Welcome to the Blog of Lynne Erskine!

WELCOME TO MY BLOG!

I am a crazy and WAHM of 4 children. I have been blessed with a wonderful and long suffering husband, two wonderful boys and two wonderful girls, and we live in Fife, Scotland. Here you will find my somewhat tongue-in-cheek view on life in general, and life in general for me consists mainly of raising my children. My business, Caralyle Cards & Invitations is also a big feature in my life, although at the time of writing this heading, I am on maternity leave following the birth of my youngest, Ruby, in October 2010. Enjoy, follow, and feel free to leave a comment! x

Friday, 14 January 2011

So, the weaning age is, yet again, under scrutiny

There's been a lot of hype in the media, once more, about when to move your child from your own bosomly nutrition (or formula milk - and despite choosing to breastfeed, I do not believe this liquid is sent directly from the devil) onto solids. The Times was, I believe, the first to put this 'new' information forth to those of us in the UK.

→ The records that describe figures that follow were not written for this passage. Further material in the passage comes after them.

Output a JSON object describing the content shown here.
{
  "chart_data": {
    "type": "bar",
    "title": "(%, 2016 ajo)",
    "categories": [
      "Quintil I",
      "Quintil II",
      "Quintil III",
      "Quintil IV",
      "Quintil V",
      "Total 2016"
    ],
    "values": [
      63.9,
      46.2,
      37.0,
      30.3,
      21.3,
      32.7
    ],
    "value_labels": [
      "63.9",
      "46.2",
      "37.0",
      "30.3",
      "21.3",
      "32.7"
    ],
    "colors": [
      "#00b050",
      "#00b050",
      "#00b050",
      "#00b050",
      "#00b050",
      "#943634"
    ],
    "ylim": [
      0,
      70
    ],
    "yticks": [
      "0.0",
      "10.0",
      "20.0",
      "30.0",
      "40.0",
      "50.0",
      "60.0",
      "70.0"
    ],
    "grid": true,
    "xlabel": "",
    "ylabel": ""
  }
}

While having a sneaky Starbucks this morning (and yes, in this month of gross frugal-ness it's not entirely appropriate, I'm sure I should have taken a flask of tea, with the tea being made from muslin squares and hoover dust) I decided to search out this article online. God bless the mobile phone with internet access. So I read the article, and have yet to track down the actual research it referred to. So, after being told by the government for the past 'x' years that we should be exclusively breastfeeding for 6 months, this has been cast into doubt. It now 'may' throw our offspring under a cloud of 'possible' malnutrition. Apparently, the delayed introduction of solids can increase the likelyhood of allergies and iron deficiency.

So my opinion? I'm swaying towards load of tosh, with a heavy sprinkling of use your own common sense. What did mothers do before the government waded in shoving guidelines up our noses? We followed our instincts. And be they wrong or right (and as instincts go, is there actually a clean cut answer to what's wrong or right?) we just did it, no question, no judgment, nada. If the government produced a paper tomorrow which showed that the University of Anywhere had conducted research into nose picking, and doing it publicly actually increased your street cred and popularity, I wouldn't run out the door with a finger up my nose. So where does this weaning advice come into play?

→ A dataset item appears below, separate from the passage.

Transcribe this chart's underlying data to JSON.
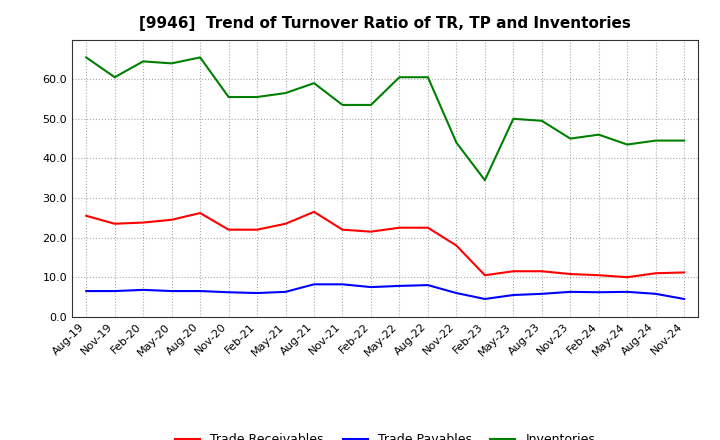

Now don't get me wrong, I'm all for research and it's benefits. But it really should be presented in such a way as to help women make an informed choice, not guilt them into doing something because the powers that be say so. Personally, I think I am sensible enough to see when my children need something other than milk.

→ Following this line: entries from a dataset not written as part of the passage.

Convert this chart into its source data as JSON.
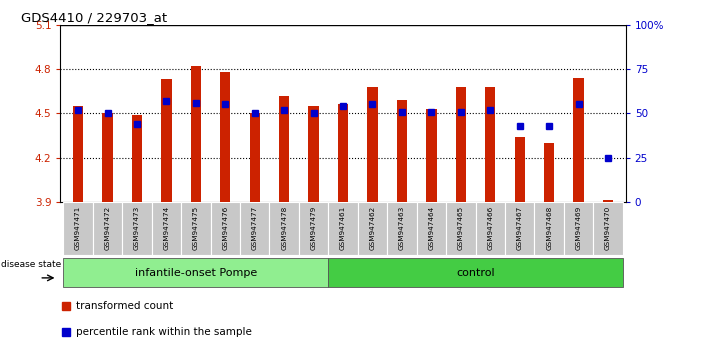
{
  "title": "GDS4410 / 229703_at",
  "samples": [
    "GSM947471",
    "GSM947472",
    "GSM947473",
    "GSM947474",
    "GSM947475",
    "GSM947476",
    "GSM947477",
    "GSM947478",
    "GSM947479",
    "GSM947461",
    "GSM947462",
    "GSM947463",
    "GSM947464",
    "GSM947465",
    "GSM947466",
    "GSM947467",
    "GSM947468",
    "GSM947469",
    "GSM947470"
  ],
  "transformed_counts": [
    4.55,
    4.5,
    4.49,
    4.73,
    4.82,
    4.78,
    4.5,
    4.62,
    4.55,
    4.56,
    4.68,
    4.59,
    4.53,
    4.68,
    4.68,
    4.34,
    4.3,
    4.74,
    3.91
  ],
  "percentile_ranks": [
    52,
    50,
    44,
    57,
    56,
    55,
    50,
    52,
    50,
    54,
    55,
    51,
    51,
    51,
    52,
    43,
    43,
    55,
    25
  ],
  "group_labels": [
    "infantile-onset Pompe",
    "control"
  ],
  "group_sizes": [
    9,
    10
  ],
  "bar_color": "#cc2200",
  "percentile_color": "#0000cc",
  "ymin": 3.9,
  "ymax": 5.1,
  "yticks_left": [
    3.9,
    4.2,
    4.5,
    4.8,
    5.1
  ],
  "yticks_right": [
    0,
    25,
    50,
    75,
    100
  ],
  "dotted_lines": [
    4.2,
    4.5,
    4.8
  ],
  "disease_state_label": "disease state",
  "legend_bar_label": "transformed count",
  "legend_pct_label": "percentile rank within the sample",
  "background_color": "#ffffff"
}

My own experience is that children, even siblings, are grossly different. My first child was mainly bottlefed, we gave breastfeeding a good try, and after 3 or 4 weeks, all of that time suffering breast thrush and immense pain we gave up. I do believe that breastmilk is a fabulous substance, but you do reach of point of realising that sometimes, other things can be more important. Had I carried on with that pain another day, I am pretty sure I'd have ended up in a lunatic assylum. It's all very well being breastfed, but it can't help you with your mother's mental health. So, Callum went onto bottles, very quickly up to 8oz of hungry baby milk in a sitting, and still wanted more. So, by 12 weeks, he was on solids. I would admit to bowing to a little pressure, and he was probably on food a little earlier than I'd have liked, looking back. Rachel was breastfed after we got over those initial problems. She was on solids around 5 months, as and when I felt she displayed the readiness. Then there was Ryan. Also breastfed, he had other ideas. Much as I tried from around 5 months, he point blank refused. It was 7 months before he would accept anything other than milk directly from the breast. We offered, but he refused. By that time, I must admit, I was very frustrated, and ready for a break. But in the end, he showed me when he was ready, and that's fine by me. Now had I been a more careful mother, the new information would have thrown me into chaos, wondering if I'd harmed by youngest son by not force feeding him in in the birthing suite. Not me, I'm far to sloppy for that.

Ruby's now somewhere between 3 and 4 months, and the truth of the matter is, I'm intrinsically lazy. I'm breastfeeding her, and I do 'feel' it's the best thing to do. Not because the government say so, and at the end of the day, it's all about saving money for them, be it in healthcare or whatever. And also I wouldn't trust this coalition as far as I could throw them. I couldn't imagine at the moment having to find time or inclination to make bottles, or find places to heat them when I'm out. Or do anything except shove a boob at a screaming child in the night. So my lazy self will let her decide when she's ready for food. And as far as I'm concerned, the later the better, it's less hassle that way, but at whatever point she and I decide she's ready, I'll be there with my hand blender and steamed veg.

Maybe I'll wait until she's 12 and we just take her out for a deep fried mars bar and a can of irn bru. We are in Scotland after all.

2 comments:

  1. Get your boobs out again Lynne and follow your instinct. You've got enough experience to know what's best, although I get a bit uncomfortable when I hear about children aged 6 still wanting breast fed, so please don't keep doing that to Ruby til she's 12 then stuff her with deep fried mars bars, at least do it when she's younger. Just think of all the extra choccy she'll get!